Intérieurement, je m’amuse de ce moment incroyable : notre Président de la République et son hôte étranger. Comme à son habitude, il est élégant, affable avec son légendaire sourire carnassier. Par contre, je n’arrive pas à mettre un nom sur la personne qui l’accompagne. C’est un président aussi. Non, un roi. Pays arabes, je pense. Cela m’agace… Sur la pointe des pieds, je suis du regard leur direction. Tiens, ils vont au « Train Bleu ». Evidemment, bon choix… 

De voir, comme cela, ces deux personnages illustres, un soir d’été, rentrant de je ne sais où, aller se rafraichir, moi me dépêchant après une journée de travail, rejoindre mon chez-moi, une bouteille d’eau dans mon sac. Complétement anachronique.

Je continuais à traverser la foule, quand devant moi, un homme me bouscule légèrement. Il s’excuse, puis continue son chemin vers la sortie de la gare. Décidemment… c’est vraiment curieux ce soir. Car lui aussi, je le connais… Je me retourne. Mince, lui aussi. Il s’arrête. Moi aussi. On se regarde. Je souris. Lui aussi. Impossible de bouger, je le regarde. Lentement, il revient vers moi. Quelle classe… Quelle allure…

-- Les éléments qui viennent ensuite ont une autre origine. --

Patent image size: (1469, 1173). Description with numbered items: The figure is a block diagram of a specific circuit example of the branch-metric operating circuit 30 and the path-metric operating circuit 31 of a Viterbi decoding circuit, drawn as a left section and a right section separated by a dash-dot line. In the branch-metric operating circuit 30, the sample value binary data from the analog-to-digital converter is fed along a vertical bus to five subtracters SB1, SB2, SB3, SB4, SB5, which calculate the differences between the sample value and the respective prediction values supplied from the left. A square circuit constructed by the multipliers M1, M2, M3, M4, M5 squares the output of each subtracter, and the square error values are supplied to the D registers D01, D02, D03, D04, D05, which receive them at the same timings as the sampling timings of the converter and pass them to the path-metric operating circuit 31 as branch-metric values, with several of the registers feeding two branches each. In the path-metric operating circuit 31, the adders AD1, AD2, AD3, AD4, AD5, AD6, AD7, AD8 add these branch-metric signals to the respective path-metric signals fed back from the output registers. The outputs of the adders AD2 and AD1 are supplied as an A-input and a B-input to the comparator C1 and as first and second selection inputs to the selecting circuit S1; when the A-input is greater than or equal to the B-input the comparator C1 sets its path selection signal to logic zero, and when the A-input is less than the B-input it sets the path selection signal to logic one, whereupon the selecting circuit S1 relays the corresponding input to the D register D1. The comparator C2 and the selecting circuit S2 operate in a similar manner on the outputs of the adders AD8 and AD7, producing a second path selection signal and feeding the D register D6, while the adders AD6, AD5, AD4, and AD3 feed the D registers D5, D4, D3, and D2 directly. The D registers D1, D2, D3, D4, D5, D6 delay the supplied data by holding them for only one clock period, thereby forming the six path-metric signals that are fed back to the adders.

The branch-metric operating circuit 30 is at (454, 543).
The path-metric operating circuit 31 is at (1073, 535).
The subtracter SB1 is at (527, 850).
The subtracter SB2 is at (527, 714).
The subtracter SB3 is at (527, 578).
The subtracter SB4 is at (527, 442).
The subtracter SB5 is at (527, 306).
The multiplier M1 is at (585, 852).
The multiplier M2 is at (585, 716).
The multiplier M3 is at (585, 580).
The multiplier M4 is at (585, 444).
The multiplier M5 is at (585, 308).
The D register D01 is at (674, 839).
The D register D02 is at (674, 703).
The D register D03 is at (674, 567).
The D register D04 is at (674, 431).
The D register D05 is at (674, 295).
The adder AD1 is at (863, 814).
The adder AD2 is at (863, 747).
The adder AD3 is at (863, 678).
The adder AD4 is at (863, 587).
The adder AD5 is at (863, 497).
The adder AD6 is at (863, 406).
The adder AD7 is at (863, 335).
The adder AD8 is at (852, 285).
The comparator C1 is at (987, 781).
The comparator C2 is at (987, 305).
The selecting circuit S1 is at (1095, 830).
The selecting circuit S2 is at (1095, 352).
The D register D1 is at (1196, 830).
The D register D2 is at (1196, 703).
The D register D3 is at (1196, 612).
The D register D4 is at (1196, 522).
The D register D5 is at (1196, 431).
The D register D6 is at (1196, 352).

Une petite voix me dit de partir. Mais je ne bouge pas. Je l’attends..

– Bonjour, on se connait ? Vous m’avez regardé.
– Excusez-moi, je suis désolée, je vous ai pris pour quelqu’un que je connaissais.
– Mais vous ne partiez pas…Vous ne bougez pas…
– C’est vrai, je vous prie encore de m’excuser… Je suis encore tout étourdie d’avoir vu notre Président..
– Vous l’avez reconnu, je suppose.
– C’est difficile quand même ne pas le reconnaître !
– Vous avez le temps d’aller boire un verre, juste en face ?
– Pourquoi ?
– Pour faire connaissance…
– Pourquoi ? Je me suis déjà excusée pour ma méprise.
– A mon tour, pourquoi êtes-vous restée plantée là à me regarder ? – Non, non, vous vous trompez vraiment sur mes intentions..
– Alors, je vous demande d’accepter cette invitation, pour me faire pardonner. Vous êtes pressée ?
– Non, juste mon train à prendre.
– Quelle heure ?
– À 21h35. 
– Parfait, vous voyez, en face, Les Deux Savoies. Juste le temps. Venez..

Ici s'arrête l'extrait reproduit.